The notion that West Side Story is set on San Juan Hill conveys the irresistible irony that Leonard Bernstein evoked this neighborhood sympathetically only to move a few years later with his New York Philharmonic into the concrete cultural behemoth that displaced it. But this conceit is false. The play’s setting was never spelled out and was deliberately no less stylized than the singing and balletic dancing in it. Robbins staged the dance numbers in the 1961 movie and was co-director (with Robert Wise) until the producers fired him for spending too much money. According to Foulkes’s book, Robbins fretted a lot that the film’s setting would be too literal and specific. In the end, the 1961 filmmakers made extensive use of the San Juan Hill neighborhood not because the story was supposed to be set there, but because there were a lot of tenements there that were emptied out and awaiting Moses’s demolition, making it a perfect movie set.
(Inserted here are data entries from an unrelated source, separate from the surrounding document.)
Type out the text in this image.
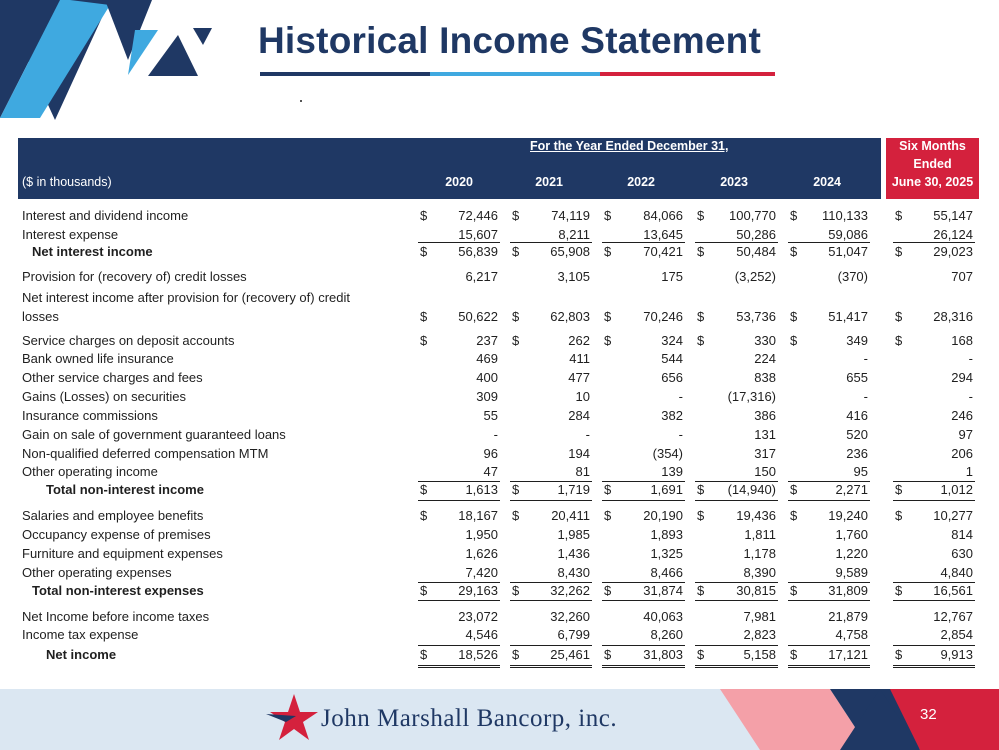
Historical Income Statement
For the Year Ended December 31,
($ in thousands)	2020	2021	2022	2023	2024
Six Months
Ended
June 30, 2025
Interest and dividend income	$	72,446 $	74,119 $	84,066 $	100,770 $	110,133 $	55,147
Interest expense	15,607	8,211	13,645	50,286	59,086	26,124
Net interest income	$	56,839 $	65,908 $	70,421 $	50,484 $	51,047 $	29,023
Provision for (recovery of) credit losses	6,217	3,105	175	(3,252)	(370)	707
Net interest income after provision for (recovery of) credit
losses	$	50,622 $	62,803 $	70,246 $	53,736 $	51,417 $	28,316
Service charges on deposit accounts	$	237 $	262 $	324 $	330 $	349 $	168
Bank owned life insurance	469	411	544	224	-	-
Other service charges and fees	400	477	656	838	655	294
Gains (Losses) on securities	309	10	-	(17,316)	-	-
Insurance commissions	55	284	382	386	416	246
Gain on sale of government guaranteed loans	-	-	-	131	520	97
Non-qualified deferred compensation MTM	96	194	(354)	317	236	206
Other operating income	47	81	139	150	95	1
Total non-interest income	$	1,613 $	1,719 $	1,691 $	(14,940) $	2,271 $	1,012
Salaries and employee benefits	$	18,167 $	20,411 $	20,190 $	19,436 $	19,240 $	10,277
Occupancy expense of premises	1,950	1,985	1,893	1,811	1,760	814
Furniture and equipment expenses	1,626	1,436	1,325	1,178	1,220	630
Other operating expenses	7,420	8,430	8,466	8,390	9,589	4,840
Total non-interest expenses	$	29,163 $	32,262 $	31,874 $	30,815 $	31,809 $	16,561
Net Income before income taxes	23,072	32,260	40,063	7,981	21,879	12,767
Income tax expense	4,546	6,799	8,260	2,823	4,758	2,854
Net income	$	18,526 $	25,461 $	31,803 $	5,158 $	17,121 $	9,913
John Marshall Bancorp, inc.	32
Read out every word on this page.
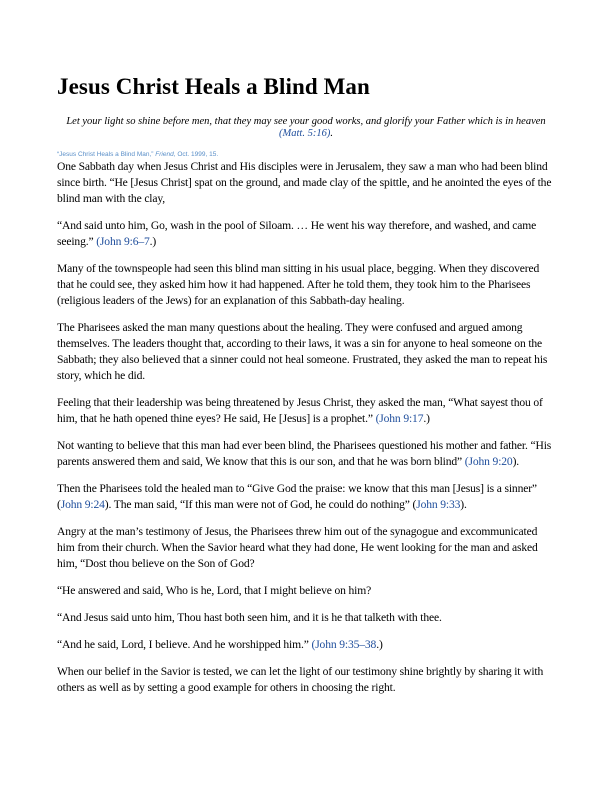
Jesus Christ Heals a Blind Man
Let your light so shine before men, that they may see your good works, and glorify your Father which is in heaven (Matt. 5:16).
“Jesus Christ Heals a Blind Man,” Friend, Oct. 1999, 15.

One Sabbath day when Jesus Christ and His disciples were in Jerusalem, they saw a man who had been blind since birth. “He [Jesus Christ] spat on the ground, and made clay of the spittle, and he anointed the eyes of the blind man with the clay,

“And said unto him, Go, wash in the pool of Siloam. … He went his way therefore, and washed, and came seeing.” (John 9:6–7.)

Many of the townspeople had seen this blind man sitting in his usual place, begging. When they discovered that he could see, they asked him how it had happened. After he told them, they took him to the Pharisees (religious leaders of the Jews) for an explanation of this Sabbath-day healing.

The Pharisees asked the man many questions about the healing. They were confused and argued among themselves. The leaders thought that, according to their laws, it was a sin for anyone to heal someone on the Sabbath; they also believed that a sinner could not heal someone. Frustrated, they asked the man to repeat his story, which he did.

Feeling that their leadership was being threatened by Jesus Christ, they asked the man, “What sayest thou of him, that he hath opened thine eyes? He said, He [Jesus] is a prophet.” (John 9:17.)

Not wanting to believe that this man had ever been blind, the Pharisees questioned his mother and father. “His parents answered them and said, We know that this is our son, and that he was born blind” (John 9:20).

Then the Pharisees told the healed man to “Give God the praise: we know that this man [Jesus] is a sinner” (John 9:24). The man said, “If this man were not of God, he could do nothing” (John 9:33).

Angry at the man’s testimony of Jesus, the Pharisees threw him out of the synagogue and excommunicated him from their church. When the Savior heard what they had done, He went looking for the man and asked him, “Dost thou believe on the Son of God?

“He answered and said, Who is he, Lord, that I might believe on him?

“And Jesus said unto him, Thou hast both seen him, and it is he that talketh with thee.

“And he said, Lord, I believe. And he worshipped him.” (John 9:35–38.)

When our belief in the Savior is tested, we can let the light of our testimony shine brightly by sharing it with others as well as by setting a good example for others in choosing the right.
But the fact that scenes for the 1961 film were shot there doesn’t mean it is set there, or set in Spanish Harlem, where other scenes were shot, any more than the 2021 film is set in Washington Heights, where much of it was filmed (though there is one scene that’s both filmed and set at the Cloisters).
San Juan Hill was a Black neighborhood for a very long time. African Americans moved up there from Greenwich Village after the Civil War, and the name is believed to refer not to the capital of Puerto Rico but to the Battle of San Juan Hill in Cuba, in which the African American Buffalo soldiers played a largely uncelebrated role that was probably more important than that of Teddy Roosevelt (but that’s a whole other story). James P. Johnson, the Black pianist who invented the Charleston, moved to New York’s San Juan Hill in 1908. The great jazz pianist Thelonious Monk was born there in 1917. The 2021 West Side Story would have you believe there were white ethnic teenagers living there in the 1950s who thought San Juan Hill was their home turf, but the great wave of Italian and East European immigration to the United States occurred long after San Juan Hill became a Black neighborhood. A slide show from the Museum of the City of New York surveying the West Side’s history observes that while Puerto Ricans did migrate there in the 1950s, a person walking through the neighborhood then “was more likely to hear the rhythms of jazz than the music of Puerto Rico bomba and plena.”
Maybe half a century from now somebody will film yet another remake of West Side Story. If they do, and if they want to set it in New York, they should consider putting Black youth gangs into the story. Alternatively, they can leave the story mostly intact, rename it West Story, and shift the setting to Los Angeles. I hear there are movie studios there.